Lo scultore, nato a Caltabellotta nel 1949, all’età di nove anni interrompe gli studi per aiutare il padre nella conduzione della loro azienda zootecnica. Nel 67 si trasferisce a Palermo e qui, mantenendosi autonomamente, consegue la licenza di Scultura presso l’Accademia di Belle Arti.

Sono anni di grande fervore artistico che lo condurranno ad esporre nell’80 presso la galleria la “Tavolozza” di Palermo, nell’81 alla Galleria “Ca’ d’Oro” di Roma, nell’83 alla Galleria “Viotti” di Torino e ad altre mostre personali, partecipa anche ad importanti esposizioni collettive nazionali ultima delle quali Novecento Sacro in Sicilia.

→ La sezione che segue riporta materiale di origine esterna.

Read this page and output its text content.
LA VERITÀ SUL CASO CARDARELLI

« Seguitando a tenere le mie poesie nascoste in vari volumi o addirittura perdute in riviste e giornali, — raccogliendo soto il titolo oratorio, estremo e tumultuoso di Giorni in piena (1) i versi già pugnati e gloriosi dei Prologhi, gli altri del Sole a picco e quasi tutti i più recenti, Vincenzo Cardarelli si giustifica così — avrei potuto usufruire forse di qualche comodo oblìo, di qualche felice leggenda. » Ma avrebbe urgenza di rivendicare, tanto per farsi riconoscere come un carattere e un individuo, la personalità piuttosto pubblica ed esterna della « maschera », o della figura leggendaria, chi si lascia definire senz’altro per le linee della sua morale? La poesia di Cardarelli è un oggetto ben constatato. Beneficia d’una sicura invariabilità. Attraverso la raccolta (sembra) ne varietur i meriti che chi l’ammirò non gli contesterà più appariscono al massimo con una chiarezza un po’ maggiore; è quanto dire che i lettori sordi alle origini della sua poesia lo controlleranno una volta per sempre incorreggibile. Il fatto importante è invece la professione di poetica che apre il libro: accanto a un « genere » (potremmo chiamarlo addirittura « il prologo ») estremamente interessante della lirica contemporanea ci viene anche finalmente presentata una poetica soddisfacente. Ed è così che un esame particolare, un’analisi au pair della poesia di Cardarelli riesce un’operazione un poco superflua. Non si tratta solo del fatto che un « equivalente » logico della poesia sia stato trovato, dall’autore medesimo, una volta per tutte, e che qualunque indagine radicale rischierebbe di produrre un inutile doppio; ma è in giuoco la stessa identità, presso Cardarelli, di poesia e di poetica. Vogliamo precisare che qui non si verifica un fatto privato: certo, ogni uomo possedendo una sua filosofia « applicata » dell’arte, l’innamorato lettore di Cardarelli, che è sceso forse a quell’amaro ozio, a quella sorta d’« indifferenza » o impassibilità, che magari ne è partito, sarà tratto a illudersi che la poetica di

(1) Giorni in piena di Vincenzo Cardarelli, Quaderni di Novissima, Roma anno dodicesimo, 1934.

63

La realizzazione di questa mostra nei locali del Museo è frutto della volontà e dell’impegno dell’Amministrazione comunale, del Sindaco e della Pro Loco di Caltabellotta capitanata per l’occasione dall’arch. Salvatore Alessandro Turturici (autore del progetto di allestimento) che insieme ai soci e ai volontari è attualmente coinvolto nella messa in opera dei lavori di allestimento.

Lo scultore, in occasione della mostra, omaggerà la comunità caltabellottese di un’opera la cui donazione verrà ufficializzata Domenica 19 dicembre, alle ore 17, nei locali della Biblioteca Comunale.

La donazione del complesso scultoreo del Vespro non è semplicemente un atto di attenzione verso il suo paese; l’artista è più profondamente un novello Prometeo e il dono è, ancora una volta, quello del fuoco della creazione agli uomini. Un’opera, dunque, che è auspicio e miraggio, come se le linee e le forme forgiate nel legno avessero un unico obiettivo: l’anima clandestina, il risveglio della civiltà e il sogno della libertà.